Essay: Lessons from Puerto Rico, Sweden could shape US labor strategy
A recently released essay collection titled “Industrial Policy 2025: Bringing the State Back In (Again),” from the Roosevelt Institute, includes a piece by Roosevelt fellow and Iowa law professor César Rosado-Marzán. The essay delves into how industrial policy has been used effectively to promote both industry and unions.
Rosado-Marzán’s essay, “Fair Transition Funds, Employer Neutrality, and Card Checks: How Industrial Policy Could Relaunch Labor Unions in the United States,” explores lessons learned in Puerto Rico and Sweden. It suggests how contemporary U.S. industrial policy could sustain “new worker organizing and build power from the bottom up.”
The essay collection explores potential tools of state economic capacity that could complement the tax credits and grants that “formed the core” of President Joe Biden’s industrial policy agenda.
“There is a critical window in 2024 to make the case for a more robust industrial policy toolkit in the next Congress and administration,” said Todd Tucker, director of the Roosevelt Institute’s Industrial Policy and Trade program. “Now is the time for experts like these to inform the public debate by sharing what their fields already know (but busy policymakers might not) about the opportunities of a more diversified industrial policy toolkit.”
In his essay, Rosado-Marzán explains that after discussing the cases of Sweden and Puerto Rico, he “reflects on how contemporary U.S. industrial policy could help sustain new worker organizing and reinvigorate unions.”
“Neutrality and card checks can help curb employer opposition to unions,” the essay states. “Congress can also help create labor and employer comanaged Fair Transition Funds to develop workers’ skills and to match workers to jobs for a new, green economy.”
The Roosevelt fellow further noted that Puerto Rico, a U.S. territory that, while being similar to the mainland U.S. in some aspects, “was able to weave industrial and labor policies in the 1950s to 1970s in its garment industry.”
“Federal labor and employment laws have thus been binding in Puerto Rico unless otherwise explicitly excluded by the U.S. Congress,” the essay notes. “This means that Puerto Rico has been subject to U.S. labor and employment laws, including the National Labor Relations Act (NLRA). However, the Fair Labor Standards Act (FLSA) was one such law that did not always apply to Puerto Rico.”
The professor explains that “Congress exempted it from the FLSA’s provisions until around the 1970s to promote a low-wage policy that could attract U.S. industry to Puerto Rico. As such, in the 1950s to 1970s, the island was a landing pad for U.S. ‘runaway industry’ seeking lower labor costs and taxes.”
As the extension of the FLSA became difficult, the AFL-CIO “switched gears,” according to the essay, and started to engage with the Puerto Rico government to figure out how it could promote unionization in the island’s emerging industry.
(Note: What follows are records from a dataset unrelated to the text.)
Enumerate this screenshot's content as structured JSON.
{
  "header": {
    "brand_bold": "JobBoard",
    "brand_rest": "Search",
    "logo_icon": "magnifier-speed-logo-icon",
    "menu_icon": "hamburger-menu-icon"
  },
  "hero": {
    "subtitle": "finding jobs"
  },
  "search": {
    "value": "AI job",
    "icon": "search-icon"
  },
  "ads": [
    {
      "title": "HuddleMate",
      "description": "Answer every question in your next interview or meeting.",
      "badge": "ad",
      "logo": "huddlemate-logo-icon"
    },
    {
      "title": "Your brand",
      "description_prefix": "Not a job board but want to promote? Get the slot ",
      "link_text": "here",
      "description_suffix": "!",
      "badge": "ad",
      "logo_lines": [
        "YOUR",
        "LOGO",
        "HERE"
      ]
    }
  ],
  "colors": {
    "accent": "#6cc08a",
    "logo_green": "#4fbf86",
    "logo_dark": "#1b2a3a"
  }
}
Rosado-Marzán wrote: “The government of Puerto Rico was willing to engage if U.S. unions stopped insisting on their plans for FLSA extension. Considering that pact, the government of Puerto Rico supported AFL-CIO unions, including the International Ladies and Garment Workers Union (ILGWU), having a seat on the wage committees of its Minimum Wage Board, a tripartite board with authority to set minimum wages in Puerto Rican industry.
“Under federal and Puerto Rico law, the Board acted as a substitute of Washington, DC’s FLSA. The ILGWU learned how to use the Board to set minimum wages in all garment shops in Puerto Rico. Given the reality of low wages in Puerto Rico, the Board’s minimum wages became the prevailing wages for workers in the garment industry — indeed, in all manufacturing.”
Finally, the essay concludes that in Puerto Rico, centralized bargaining agreements came through wage boards and institutional roles for unions to bargain for employee benefits “at the plant level.”
“Employer neutrality and card checks were also important to build union membership at the plant level,” the essay adds. “In the U.S. today, Fair Transition Funds could promote some form of centralized authority for unions. These funds can smooth workers’ shift to green jobs through training, job placement, and unemployment benefits for those who are between jobs.”